Back in early 1998, maybe late ’97, so before Robina, a few guys were gathered at our place studying graphs of US debt that we’d downloaded from a 56kb dial-up connection. Hillary was in the White House and the debt was rocketing, over $4tn and going hyperbolic. There’s no way it couldn’t not reach $6tn by the end of her term and we’re telling each other how totally unsustainable it all was, collapse was imminent, the EOTW was nigh, SIX TRILLION DOLLARS!!! Must buy gold. And I did, a bit, also partly as Y2K insurance (how many of you are now feeling old, 56k, Clintons, Y2K, US debt only petty cash ….).
LOL.
Then 2001, 2008, 2020. Crisis after crisis. Liquifaction after liquifaction. We bought a house in 1998 for $195k. It’s a better house, bigger block than the one next door that’s just sold for over $1.2m. And yet, when we bought the house, gold was AUD440. The house has increased by c. 520%, and gold by 740%. Even if it was an investment property, gold has outperformed after rental income, property taxes, insurance, repairs and renovations, income tax, capital gains tax, horrible tenants etc. are taken into account.
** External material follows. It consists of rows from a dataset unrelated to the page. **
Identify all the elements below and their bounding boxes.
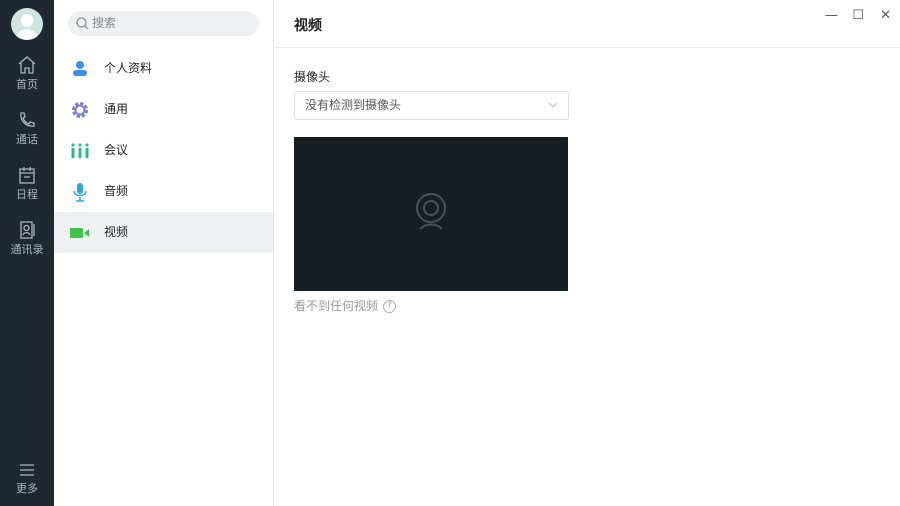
avatar[interactable] (11, 8, 43, 40)
user-icon (73, 61, 87, 76)
gear-icon (72, 102, 88, 118)
menu-icon (20, 464, 34, 476)
nav-contacts[interactable]: 通讯录 (0, 221, 54, 257)
nav-more[interactable]: 更多 (0, 462, 54, 496)
maximize-button[interactable]: ☐ (852, 8, 864, 23)
meeting-icon (71, 143, 89, 158)
app-nav: 首页 通话 日程 通讯录 更多 (0, 0, 54, 506)
home-icon (18, 56, 36, 74)
nav-home[interactable]: 首页 (0, 56, 54, 92)
settings-item-meeting[interactable]: 会议 (54, 130, 273, 171)
no-video-hint: 看不到任何视频? (294, 297, 397, 314)
camera-label: 摄像头 (294, 70, 331, 84)
microphone-icon (73, 183, 87, 202)
settings-item-profile[interactable]: 个人资料 (54, 48, 273, 89)
page-title: 视频 (274, 0, 900, 48)
webcam-icon (416, 193, 446, 230)
help-icon[interactable]: ? (383, 300, 397, 313)
video-camera-icon (70, 228, 89, 238)
nav-schedule[interactable]: 日程 (0, 166, 54, 202)
settings-item-video[interactable]: 视频 (54, 212, 273, 253)
settings-item-general[interactable]: 通用 (54, 89, 273, 130)
phone-icon (20, 112, 35, 127)
video-preview (294, 137, 568, 291)
chevron-down-icon (548, 102, 558, 108)
search-input[interactable]: 搜索 (68, 11, 259, 36)
calendar-icon (19, 167, 35, 184)
settings-item-audio[interactable]: 音频 (54, 171, 273, 212)
nav-calls[interactable]: 通话 (0, 111, 54, 147)
search-icon (76, 17, 89, 30)
settings-list: 搜索 个人资料 通用 会议 音频 视频 (54, 0, 274, 506)
close-button[interactable]: ✕ (880, 8, 891, 23)
camera-select[interactable]: 没有检测到摄像头 (294, 91, 569, 120)
contacts-icon (20, 221, 35, 239)
video-settings-panel: 视频 — ☐ ✕ 摄像头 没有检测到摄像头 看不到任何视频? (274, 0, 900, 506)
minimize-button[interactable]: — (825, 8, 838, 23)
So gold has done alright, especially in the last five years (in AUD), even as people continued to knock it. In addition to all the old canards that we yarned about in the early noughties: Fort Knox emptied, rehypothecation of leased gold, US$100,000 per ounce if all dollars were backed by gold, spike cornering the silver market etc; we now have China as a big buyer, other central banks building up their reserves, some serious conflict in the world with either Ukraine or Israel as triggers for WWIII, debt now 900% higher than 1998 (funny you picked 900%!); so really not much has changed. The potential for gold is still there, but you have to ask yourself, in a crash – who will buy? Not the mum and dad investors; I think we’re looking to the CBs to propel it “to da moon”.
Can they kick it down the road again? Will be having the same conversation in 2035? 1998, 2001, 2008, 2020, 2024, 2030 and now 2035? I dunno, spike, nobody knows, we knew nothing twenty years ago and I think we know less now.
But for the moment, as goldilocks always said, “give me volatility or give me death”!! Not that I’m trading anything other than popcorn futures.